Credit: NPG

Obesity is associated with changes in the composition of the intestinal microbiota, but it remains unclear how dietary changes promote alterations in the microbiota. Reporting in Nature Immunology, Upadhyay et al. show that lymphotoxin-driven immune mechanisms reshape the intestinal microbiota in mice fed a high-fat diet. Notably, these modifications in the microbiota appear to promote excessive weight gain and obesity.

As previous studies have linked the lymphotoxin-α (LTα) gene locus to obesity and type 2 diabetes, Upadhyay et al. examined the effects of lymphotoxin signalling in a model of diet-induced obesity. Mice deficient in either LTα or its receptor LTβR had similar levels of growth to their wild-type counterparts when fed a normal chow diet. However, whereas wild-type mice showed excessive weight gain in response to a high-fat diet, mice deficient in LTα or LTβR had similar body weights when fed a normal chow diet and when fed a high-fat diet.

lymphotoxin signalling promotes weight gain in response to a high-fat diet

The authors hypothesized that lymphotoxin signalling promotes weight gain in response to a high-fat diet by inducing changes in the intestinal microbiota. Indeed, when they compared 16S ribosomal RNA sequences in the stools of Ltbr+/− and Ltbr−/− mice, they found that Ltbr+/− mice that were fed a high-fat diet showed decreased commensal community diversity, whereas Ltbr−/− mice maintained a diverse microbial community regardless of whether they were fed normal chow or a high-fat diet. These findings are in keeping with other data that suggest the 'obese microbiome' of humans is characterized by a loss of commensal diversity. Other notable features of the microbiota in Ltbr−/− mice included under-representation of the Erysipelotrichi class (a class that has previously been reported to be over-represented in obesity) and a moderate overgrowth of segmented filamentous bacteria (SFB), which are known to promote T helper 17 cell development in mice.

Further support for the idea that alterations in the microbiota account for the resistance of lymphotoxin-deficient mice to diet-induced obesity came from experiments in which the intestinal microflora was manipulated. First, the authors showed that gnotobiotic wild-type mice that were maintained on a high-fat diet and gavaged with caecal contents from either Ltbr+/− or Ltbr−/− mice fed a high-fat diet gained more weight when exposed to the caecal contents from the Ltbr+/− mice. Second, when fed a high-fat diet and co-housed with Ltbr+/− mice (which leads to the sharing of microbial communities), Ltbr−/− mice experienced excessive weight gain, presumably as a result of acquiring obesity-inducing microorganisms. The finding that an obese phenotype can be transmissible raises interesting questions concerning how genetic and environmental factors contribute to obesity.

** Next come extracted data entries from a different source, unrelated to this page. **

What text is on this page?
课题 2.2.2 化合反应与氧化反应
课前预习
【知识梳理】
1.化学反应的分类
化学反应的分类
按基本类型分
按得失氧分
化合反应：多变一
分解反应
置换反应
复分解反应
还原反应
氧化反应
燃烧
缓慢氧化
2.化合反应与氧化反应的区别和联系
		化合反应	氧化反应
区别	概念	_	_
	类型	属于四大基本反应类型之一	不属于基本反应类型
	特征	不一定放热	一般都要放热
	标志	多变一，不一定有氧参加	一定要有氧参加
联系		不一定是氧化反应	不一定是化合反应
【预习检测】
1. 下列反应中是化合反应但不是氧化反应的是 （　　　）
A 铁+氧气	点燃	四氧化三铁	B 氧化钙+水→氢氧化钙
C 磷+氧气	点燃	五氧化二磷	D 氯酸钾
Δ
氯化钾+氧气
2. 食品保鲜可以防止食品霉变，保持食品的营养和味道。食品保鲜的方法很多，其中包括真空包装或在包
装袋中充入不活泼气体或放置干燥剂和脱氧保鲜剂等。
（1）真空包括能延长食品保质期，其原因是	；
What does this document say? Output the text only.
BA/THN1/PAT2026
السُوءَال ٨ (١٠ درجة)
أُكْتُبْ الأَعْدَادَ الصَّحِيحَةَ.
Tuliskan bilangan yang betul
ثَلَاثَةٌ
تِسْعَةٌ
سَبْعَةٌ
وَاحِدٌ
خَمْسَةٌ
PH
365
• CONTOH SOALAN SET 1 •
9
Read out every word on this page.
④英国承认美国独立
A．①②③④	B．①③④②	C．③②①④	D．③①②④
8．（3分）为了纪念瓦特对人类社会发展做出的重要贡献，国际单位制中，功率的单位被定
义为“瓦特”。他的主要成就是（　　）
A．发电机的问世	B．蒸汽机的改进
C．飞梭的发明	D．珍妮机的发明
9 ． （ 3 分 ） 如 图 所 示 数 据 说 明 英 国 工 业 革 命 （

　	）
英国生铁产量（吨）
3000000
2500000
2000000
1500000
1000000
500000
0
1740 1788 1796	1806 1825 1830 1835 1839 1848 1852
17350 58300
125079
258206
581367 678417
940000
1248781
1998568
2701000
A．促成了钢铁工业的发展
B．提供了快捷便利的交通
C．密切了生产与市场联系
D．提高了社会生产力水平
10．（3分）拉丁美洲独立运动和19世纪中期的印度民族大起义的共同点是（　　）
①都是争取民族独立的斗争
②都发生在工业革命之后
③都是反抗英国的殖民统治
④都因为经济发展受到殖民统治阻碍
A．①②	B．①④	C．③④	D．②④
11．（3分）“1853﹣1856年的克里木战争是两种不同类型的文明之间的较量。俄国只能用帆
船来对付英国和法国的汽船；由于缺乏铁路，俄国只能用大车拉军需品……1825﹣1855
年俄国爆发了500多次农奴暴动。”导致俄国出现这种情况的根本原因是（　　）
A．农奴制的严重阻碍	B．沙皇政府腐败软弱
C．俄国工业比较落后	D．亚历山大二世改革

Upadhyay et al. found that in mice fed a high-fat diet, lymphotoxin signalling regulates the intestinal microbiota by inducing the upregulation of interleukin-22 (IL-22), IL-23 and antimicrobial peptides in the intestine. Notably, treatment with IL-22 in Ltbr−/− mice maintained on a high-fat diet reduced the abundance of SFB in their stools and promoted weight gain. The authors suggest that RORγt+ innate lymphoid cells in the intestine — which are known to produce IL-22 in a lymphotoxin-dependent manner during bacterial infection — may also generate IL-22 in response to a high-fat diet. In support of this idea, they showed that mice deficient in RORγt are also resistant to diet-induced obesity.

It has been controversial whether the diet can directly modify microbial communities independently of the host genotype. This study suggests that diet-induced changes in the commensal microbiota are not simply caused by altered nutritional qualities in the diet, but are also heavily influenced by the genetic make-up of the host.